Il centro per migranti usato come albergo: migranti a spasso nonostante i contagi

Il prefetto di Imperia ha "blindato" il campo Roya di Ventimiglia per ragioni sanitarie: vengono quindi impediti i nuovi ingressi e gli ospiti possono uscire per una passeggiata, ma devono rientrare per i pasti e alla sera, altrimenti restano fuori

Il centro per migranti usato come albergo: migranti a spasso nonostante i contagi

"Il campo Roya non è un albergo e non dev'essere neppure considerato un trampolino di lancio verso la Francia". È categorico il prefetto di Imperia, Alberto Intini, costretto dal mese di maggio a "blindare" il centro di accoglienza migranti del Parco Roya di Ventimiglia, per motivi sanitari dovuti all'emergenza Coronavirus.

"In questi mesi si sono registrati tre contagi su altrettanti stranieri, uno dei quali ricoverato in ospedale, mentre gli altri due hanno trascorso la quarantena nel centro - afferma il rappresentante di governo -. Per fortuna non si è trattato di casi gravi, ma non possiamo permetterci di scatenare un focolaio. Immaginate cosa succederebbe".

Insomma, sono passati i tempi in cui al confine italo-francese di Ventimiglia convergevano centinaia di stranieri, che spesso utilizzavano il campo Roya come un pied-à-terre per mangiare e dormire, in attesa di spiccare l'anelato salto verso la Francia, approfittando della notte per allontanarsi dal centro e oltrepassare clandestinamente la frontiera.

Il prefetto è chiaro: "Chi vuole ottenere protezione internazionale può farlo rivolgendosi al commissariato o alla questura per presentare la domanda e sarà destinato a uno dei centri di accoglienza dislocati sul nostro territorio nazionale. Chi è irregolare, invece, verrà espulso". E non finisce qui. "Gli ospiti del centro possono uscire per una passeggiata, ma devono rientrare per pranzo o cena e per il pernottamento, altrimenti restano fuori, perché non sappiamo dove sono stati e chi hanno frequentato".
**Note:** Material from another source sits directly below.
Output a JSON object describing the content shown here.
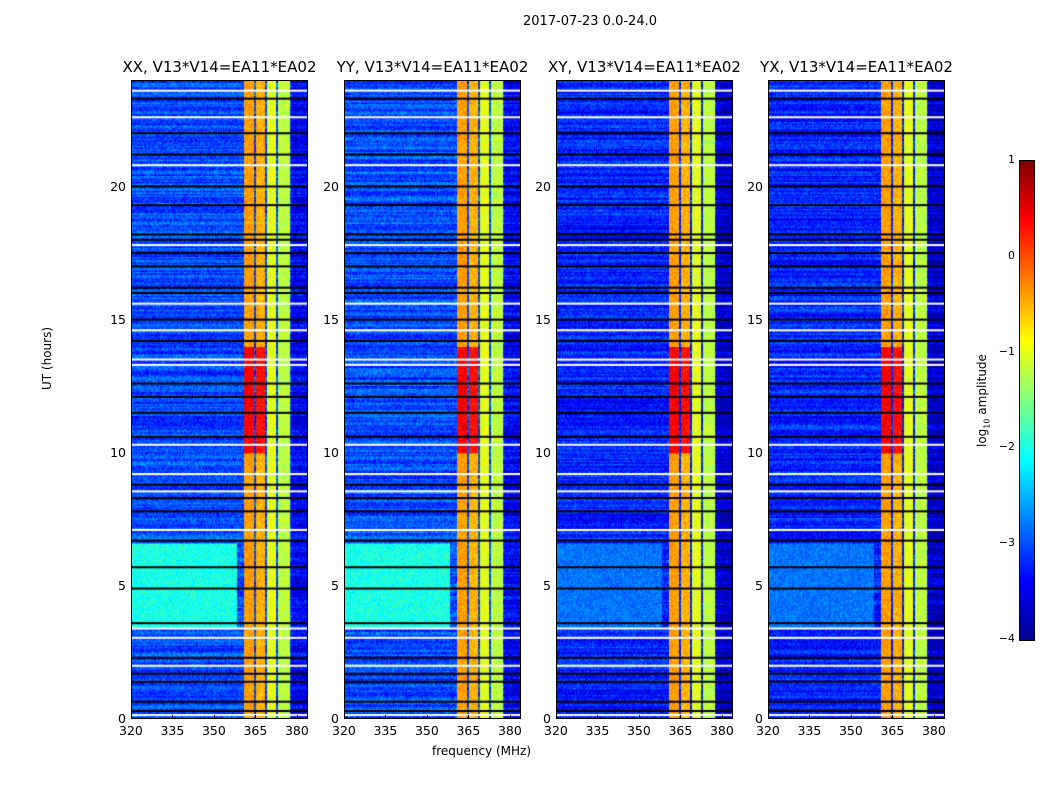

La situazione sanitaria insomma impone misure restrittive molto severe. "Basta un solo caso per contagiare tutti, anche il personale della Croce Rossa che gestisce il campo - aggiunge Intini -. Non possiamo, dunque, accogliere persone delle quali non conosciamo la situazione sanitaria. In teoria dovremmo mettere in quarantena ogni nuovo ospite, ma non ci sono sufficienti spazi per farlo. Un conto, dunque, è parlare di cinque o sei persone, un altro è se gli ingressi sono nell'ordine delle decine".

In questa maniera il prefetto lancia un chiaro messaggio anche al sindaco della città di confine, Gaetano Scullino, che da giorni preme per riaprire gli ingressi, specie ora che sono ripresi i flussi di stranieri verso la Francia. Intini in questo caso avverte: "Come cittadini stiamo imponendo e subendo delle regole e non si possono, dunque, creare situazioni di rischio".

Sui nuovi arrivi in città, afferma: "Qualche presenza in più si nota, ma non ci troviamo di fronte a casi allarmanti e la situazione è monitorata dalle forze di polizia".

Nell'annunciare a breve un Comitato provinciale per l'ordine e la sicurezza pubblica, proprio incentrato sul tema migranti, il rappresentante di governo parla anche di un futuro vertice a livello regionale, con tutti i prefetti della Liguria, per cercare di frenare i flussi verso il confine.